“El río fue testigo” en Magangué

Cuando amaneció y el sol enrojecía la sabana entre Sincelejo y Magangué, empecé a escribir unas palabras en mi libreta para decirlas en esta reunión. Al tornar a este puerto volvimos a ver la película tantas veces repetida e iniciada hace 23 años, cuando un grupo de soñadores decidimos abandonarlo todo en la ciudad para irnos detrás de una visión que sólo nosotros veíamos. Volví a recordar la alegría con que los magangueleños sueles derrotar la desesperanza, esa forma de alma limpia que cada día los hace vigorosos a pesar de las desgracias. Al ver de nuevo la sabana supe que el paisaje hacía parte del embrujo. Que la comunión se hizo perfecta entre los tres componentes: la utopía, el paisaje y sobre todo la naturaleza alegre, cordial y generosa de los pobladores del Sur de Bolívar.

Fuimos un agregado de fuera cuyo único propósito era servir a la comunidad. Soñábamos con vivir para siempre aquí y por eso quemamos nuestras naves al venirnos, sin pensar jamás que regresaríamos a las grandes ciudades donde nos ahogaba el humo, el cemento y el tumulto de espejismos donde priman las carencias para los humildes. Esas grandes ciudades deshumanizadas y que deshumanizan incesantemente. Esos laberintos del vértigo donde la única práctica es la salvaje fatalidad de “sálvese quien pueda”.

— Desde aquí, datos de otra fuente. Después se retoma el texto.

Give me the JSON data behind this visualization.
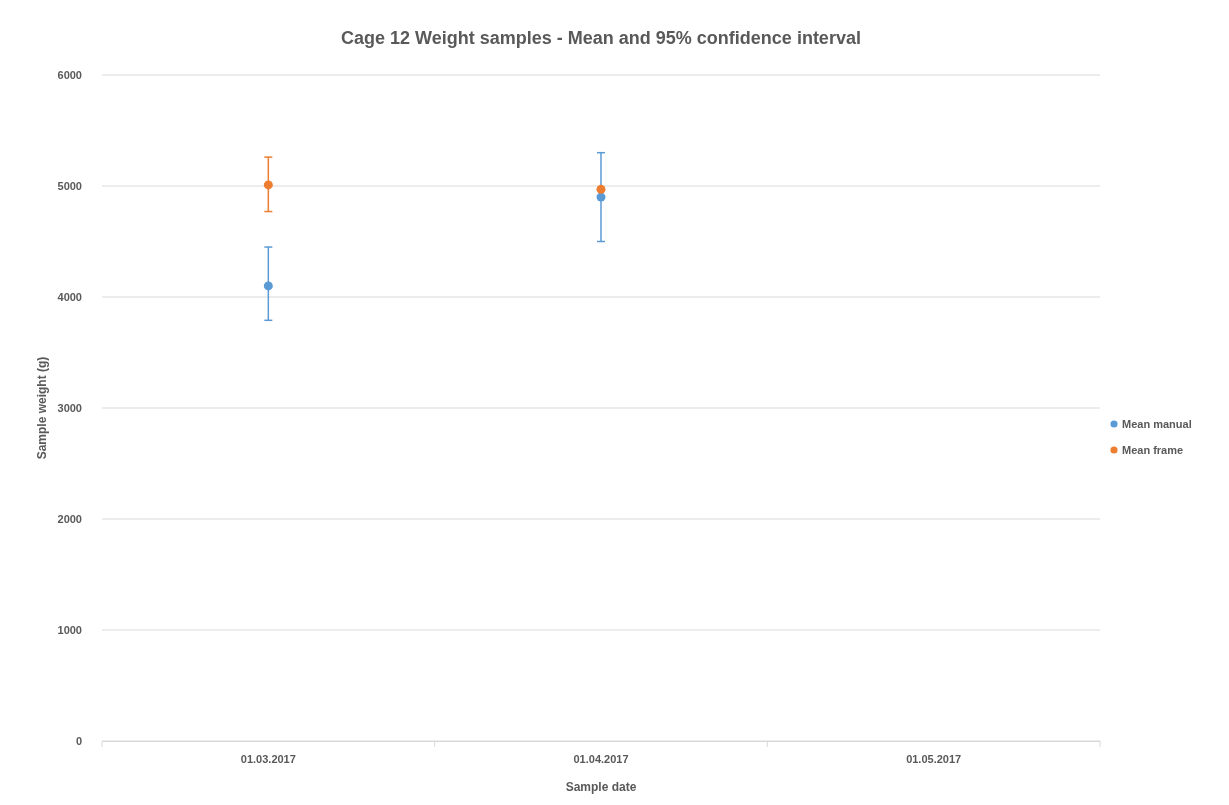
{
  "chart_data": {
    "type": "scatter",
    "title": "Cage 12 Weight samples - Mean and 95% confidence interval",
    "xlabel": "Sample date",
    "ylabel": "Sample weight (g)",
    "categories": [
      "01.03.2017",
      "01.04.2017",
      "01.05.2017"
    ],
    "series": [
      {
        "name": "Mean manual",
        "color": "#5b9bd5",
        "values": [
          4100,
          4900,
          null
        ],
        "errors": [
          [
            3790,
            4450
          ],
          [
            4500,
            5300
          ],
          null
        ]
      },
      {
        "name": "Mean frame",
        "color": "#ed7d31",
        "values": [
          5010,
          4970,
          null
        ],
        "errors": [
          [
            4770,
            5260
          ],
          null,
          null
        ]
      }
    ],
    "ylim": [
      0,
      6000
    ],
    "yticks": [
      0,
      1000,
      2000,
      3000,
      4000,
      5000,
      6000
    ],
    "grid": "y",
    "legend": "right",
    "marker": "circle"
  }
}
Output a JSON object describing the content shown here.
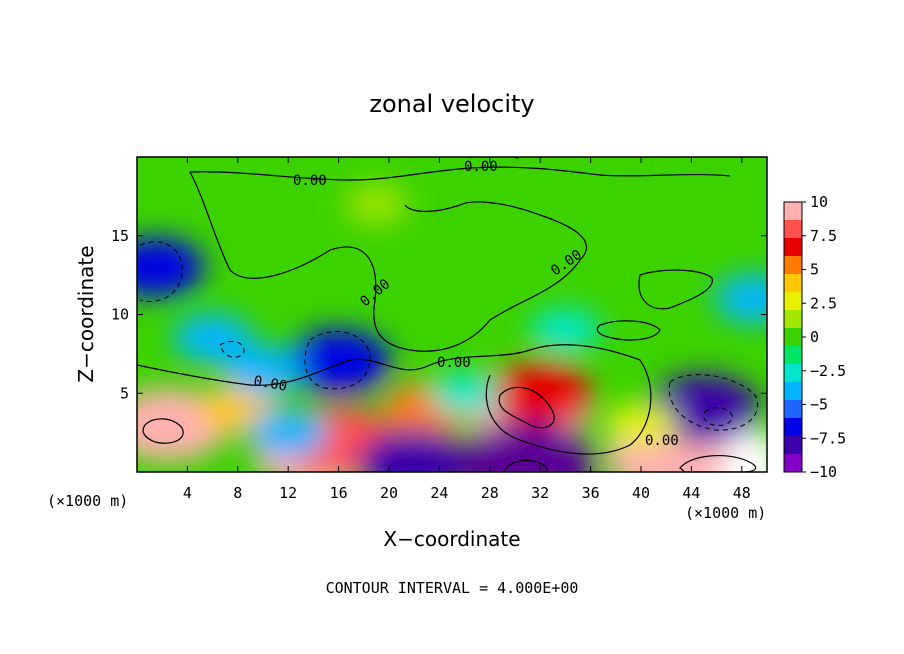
{
  "chart_data": {
    "type": "heatmap",
    "title": "zonal velocity",
    "xlabel": "X−coordinate",
    "ylabel": "Z−coordinate",
    "x_unit": "(×1000 m)",
    "x_ticks": [
      4,
      8,
      12,
      16,
      20,
      24,
      28,
      32,
      36,
      40,
      44,
      48
    ],
    "y_ticks": [
      5,
      10,
      15
    ],
    "xlim": [
      0,
      50
    ],
    "ylim": [
      0,
      20
    ],
    "colorbar": {
      "ticks": [
        "10",
        "7.5",
        "5",
        "2.5",
        "0",
        "−2.5",
        "−5",
        "−7.5",
        "−10"
      ],
      "range": [
        -10,
        10
      ],
      "colors": [
        "#ffb0b0",
        "#ff5050",
        "#e80000",
        "#ff7a00",
        "#ffc800",
        "#e6f000",
        "#a0e600",
        "#3cd200",
        "#00e664",
        "#00e6c8",
        "#00b4ff",
        "#1e64ff",
        "#0000e6",
        "#3c00aa",
        "#8200c8"
      ]
    },
    "field_features": [
      {
        "x": 2.5,
        "z": 3,
        "value": 9
      },
      {
        "x": 14,
        "z": 1.2,
        "value": 9
      },
      {
        "x": 16,
        "z": 2,
        "value": 8
      },
      {
        "x": 31,
        "z": 4.2,
        "value": 10
      },
      {
        "x": 32,
        "z": 5,
        "value": 7
      },
      {
        "x": 46,
        "z": 0.5,
        "value": 11
      },
      {
        "x": 42,
        "z": 0.8,
        "value": 9
      },
      {
        "x": 23,
        "z": 4,
        "value": 5
      },
      {
        "x": 8,
        "z": 4,
        "value": 4
      },
      {
        "x": 16,
        "z": 7,
        "value": -7
      },
      {
        "x": 1.5,
        "z": 13,
        "value": -6
      },
      {
        "x": 45,
        "z": 4,
        "value": -8
      },
      {
        "x": 49,
        "z": 11,
        "value": -4
      },
      {
        "x": 22,
        "z": 0.5,
        "value": -8
      },
      {
        "x": 31,
        "z": 0.5,
        "value": -11
      },
      {
        "x": 12,
        "z": 2.5,
        "value": -4
      },
      {
        "x": 34,
        "z": 9,
        "value": -3
      },
      {
        "x": 10,
        "z": 6.5,
        "value": -4
      },
      {
        "x": 26,
        "z": 5,
        "value": -3
      },
      {
        "x": 19,
        "z": 17,
        "value": 2
      },
      {
        "x": 40,
        "z": 3,
        "value": 3
      },
      {
        "x": 6,
        "z": 8.5,
        "value": -4
      }
    ],
    "contour_labels": [
      "0.00",
      "0.00",
      "0.00",
      "0.00",
      "0.00",
      "0.00",
      "0.00"
    ],
    "footer": "CONTOUR INTERVAL = 4.000E+00"
  }
}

Vinimos médicos, bacteriólogas, ingenieros, economistas, optómetras, sociólogos, odontólogos, artistas, y hasta yo, un inservible aprendiz de escritor que quería contar esa epopeya. Y trajimos a nuestros niños como muestra de toda nuestra entrega. Y nos unimos con los médicos, los bacteriólogos, abogados y demás profesionales de la región y todos ganamos porque sumamos fuerzas para los mismos propósitos. Así nuestra sensibilidad creció y aprendimos lo que nunca jamás se aprende en las universidades ni en los libros: la alegría de vivir sencilla y limpiamente. Magangué nos enseñó eso y siempre lo llevaremos en el corazón.

Por eso les traigo el saludo del doctor Roberto Giraldo, de la doctora Silvia Casabianca, de Alejandro Acosta, Fernando Alameda, Álvaro Garcés, Bety Velásquez, Patricia Botero… y tantos descalzos que tuvieron la gracia de venir aquí. Y aunque nos tocó partir debido a la noche oscura que cayó como una maldición sobre la región y el país, algo muy íntimo y profundo se nos quedó aquí, en este puerto, en este río, en ustedes.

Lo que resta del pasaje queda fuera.